Anyways, made it back, having gone to the Tesco/petrol garage near Jared's for bread and milk, apples and carrots... all organic, I'm such a middle-class student! :P It was so tempting to wait, as mother was picking Mazz up to take her home. but if I'd gone home last night, then buying my own groceries would have been redundant.
This morning
I woke up 7.45, perfect as my alarm went off at 8... not long enough to go back to sleep, but still early. grrr. I actually bumped into someone else in the house!!! Just as I was getting out of the shower - ie. had got out of shower, and was leaving shower room for my own room - a guy was coming down for a shower himself. Excellent timing.
Got to college fine. We were meant to be starting cutting out our chemises, but the fabric hadn't been delivered yet.
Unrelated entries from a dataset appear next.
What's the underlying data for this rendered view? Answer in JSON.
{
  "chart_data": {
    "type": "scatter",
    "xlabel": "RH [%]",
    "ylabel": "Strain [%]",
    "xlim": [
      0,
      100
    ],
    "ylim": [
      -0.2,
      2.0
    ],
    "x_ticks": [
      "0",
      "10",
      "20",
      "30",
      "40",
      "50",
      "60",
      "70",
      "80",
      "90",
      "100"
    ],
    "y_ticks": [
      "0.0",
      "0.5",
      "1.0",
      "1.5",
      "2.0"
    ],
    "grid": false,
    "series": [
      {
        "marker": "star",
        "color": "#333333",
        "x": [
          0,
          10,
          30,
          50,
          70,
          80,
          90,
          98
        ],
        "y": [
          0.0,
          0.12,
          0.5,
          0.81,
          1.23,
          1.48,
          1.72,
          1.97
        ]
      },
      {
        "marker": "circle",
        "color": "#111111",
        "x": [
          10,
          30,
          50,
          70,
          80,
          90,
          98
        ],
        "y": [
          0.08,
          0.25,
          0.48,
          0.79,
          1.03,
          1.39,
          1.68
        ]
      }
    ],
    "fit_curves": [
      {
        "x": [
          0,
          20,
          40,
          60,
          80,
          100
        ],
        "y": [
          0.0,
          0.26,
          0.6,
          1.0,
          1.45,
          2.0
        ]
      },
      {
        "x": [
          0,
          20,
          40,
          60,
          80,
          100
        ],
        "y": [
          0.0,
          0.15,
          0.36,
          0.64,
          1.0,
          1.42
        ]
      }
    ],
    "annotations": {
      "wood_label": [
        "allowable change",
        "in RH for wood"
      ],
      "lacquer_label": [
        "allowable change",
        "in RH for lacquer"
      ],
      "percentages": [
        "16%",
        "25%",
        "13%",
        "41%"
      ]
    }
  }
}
So, make-work, blocking out a bodice from our own measurements. And with my figure, and this pattern, it DOES NOT WORK. As a girl of a fuller figure, I am not a simple two-dimensional shape fabric can stretch around. Big girls are NOT slim girls scaled up, not the same but wider. All the proportions of this block are all wrong, the sleeve is kind of "G" shaped rather than "U". And it's all mathematically accurate, I've spent ALL DAY checking these figures. It's all in centimetres, so it means nothing to me in relation to my actual size - which is probably a good thing, as it's less depressing. But I'm just so frustrated by this whole ARRRGGGGHHHHHHHH!
Also, our teacher was only in this morning, we had the afternoon to finish off or leave, whatever we wanted. However I'm good - after (a slightly longer) lunch, I went back and continued the head-walling. After I've done as much as possible on my own, I'm now in the college library to be online.
There's people prowling around wanting the computer, but they can fuck off, I'm keeping my reflective journal here! this is work. grrr. Honest.
No, really it is. I have to keep a journal detailing my thoughts and feelings and responses to the course... you're certainly getting my feelings here of INTENSE FRUSTRATION!!! Plus pain. My shoulder's flared up REAL bad today... yes, I forgot to do the exercises last night and this morning, but this is WAY beyond normal. on the 0 - 10 pain scale, this is up at 8 - involuntary crying from pain. 9 is screaming, and 10 is passing out. And it's just not easing off, whatever I do. I'm gonna finish off online, then go back to my little room and take a couple of painkillers, then nap. then I think I'll install Sims 2 on Baby - I got an email asking to use my WWRY Sims skins in a Sims 2 movie. Of course, sounds great to me - but I've not done the whole set yet! I need painkillers for the headache too. All not good.